In the face of the reality that some African leaders rely heavily on these private military providers for their survival, the option to abolish the private security sector is ruled out. Sabelo Gumedze (2007:16) noted that for any effective regulation of the private security sector, must be preceded by research to determine the extent of this sector, the impact of the privatisation of security on vulnerable groups, the advantages and disadvantages associated with the sector, possibilities of partnership between private and public security bodies, the impact of the private security sector on the African security architecture, and the extent of mercenary presence and operations in Africa. This article added the element of how weak states and their rulers invite mercenaries to Africa and how they factor in this sector in their survival tactics and strategies. This is very important because as long as rulers of weak states regard the private security sector as a prop rather than a danger to their power they will not cooperate with efforts to regulate the sector. As long as these customers of the private security sector exist, its proliferation and growth will continue unabated. African leaders need to consider seriously how the existence of weak states constitutes a security issue in Africa, much as Westerners view poverty and underdevelopment in Africa as constituting fertile ground for terrorist recruitment. Countries such as the US and Britain consider the weak or failing African state extremely dangerous to international peace and security. However, African leaders seem unconcerned about weak states as a direct enticement to the entry, proliferation and growth of the private security sector in Africa.


  1. The Additional Protocol to the Geneva Convention of 12 August 1949 provides an exhaustive definition of a mercenary.
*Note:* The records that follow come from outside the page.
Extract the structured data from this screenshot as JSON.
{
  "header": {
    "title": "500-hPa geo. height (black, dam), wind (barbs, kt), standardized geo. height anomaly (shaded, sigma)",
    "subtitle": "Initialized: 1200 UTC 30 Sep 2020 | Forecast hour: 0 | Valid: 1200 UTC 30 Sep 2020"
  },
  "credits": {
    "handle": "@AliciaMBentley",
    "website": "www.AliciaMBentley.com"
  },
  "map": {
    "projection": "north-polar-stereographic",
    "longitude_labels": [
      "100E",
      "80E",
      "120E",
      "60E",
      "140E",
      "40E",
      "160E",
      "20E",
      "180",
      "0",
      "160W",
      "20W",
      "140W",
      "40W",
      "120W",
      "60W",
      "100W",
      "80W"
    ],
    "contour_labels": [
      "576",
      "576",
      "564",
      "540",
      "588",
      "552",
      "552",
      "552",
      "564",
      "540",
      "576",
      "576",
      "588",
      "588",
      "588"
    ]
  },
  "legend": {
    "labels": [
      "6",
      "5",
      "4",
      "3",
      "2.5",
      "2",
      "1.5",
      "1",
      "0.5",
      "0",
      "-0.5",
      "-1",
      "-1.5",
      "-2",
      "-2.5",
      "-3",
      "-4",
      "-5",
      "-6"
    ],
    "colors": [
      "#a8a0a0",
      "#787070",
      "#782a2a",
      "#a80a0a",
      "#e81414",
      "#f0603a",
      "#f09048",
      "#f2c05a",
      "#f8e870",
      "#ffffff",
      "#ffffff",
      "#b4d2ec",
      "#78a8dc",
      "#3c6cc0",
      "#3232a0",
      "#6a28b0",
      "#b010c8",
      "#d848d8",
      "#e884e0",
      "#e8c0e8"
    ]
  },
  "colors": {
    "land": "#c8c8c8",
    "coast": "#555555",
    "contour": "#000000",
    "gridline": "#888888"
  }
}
Its definition contains six criteria: a mercenary is any person who (a) is specifically recruited locally or abroad to fight in an armed conflict; (b) does, in fact, take direct part in the hostilities; (c) is motivated to take part in the hostilities essentially by desire for private gain and, is promised, by or on behalf of a party to the conflict, material compensation substantially in excess of that promised or paid to combatants of similar ranks and functions in the armed forces of that party; (d) is neither a national of a party to conflict nor a resident of a territory controlled by a party to the conflict; (e) is not a member of the armed forces of a party to the conflict; and (f) has not been sent by a state which is not a party to conflict on official duty as a member of its armed forces.

  2. As Sierra Leone has reconstituted itself and is on the road to recovery from conflict, it has since put in place legislation aimed at regulating the operations of the private security sector.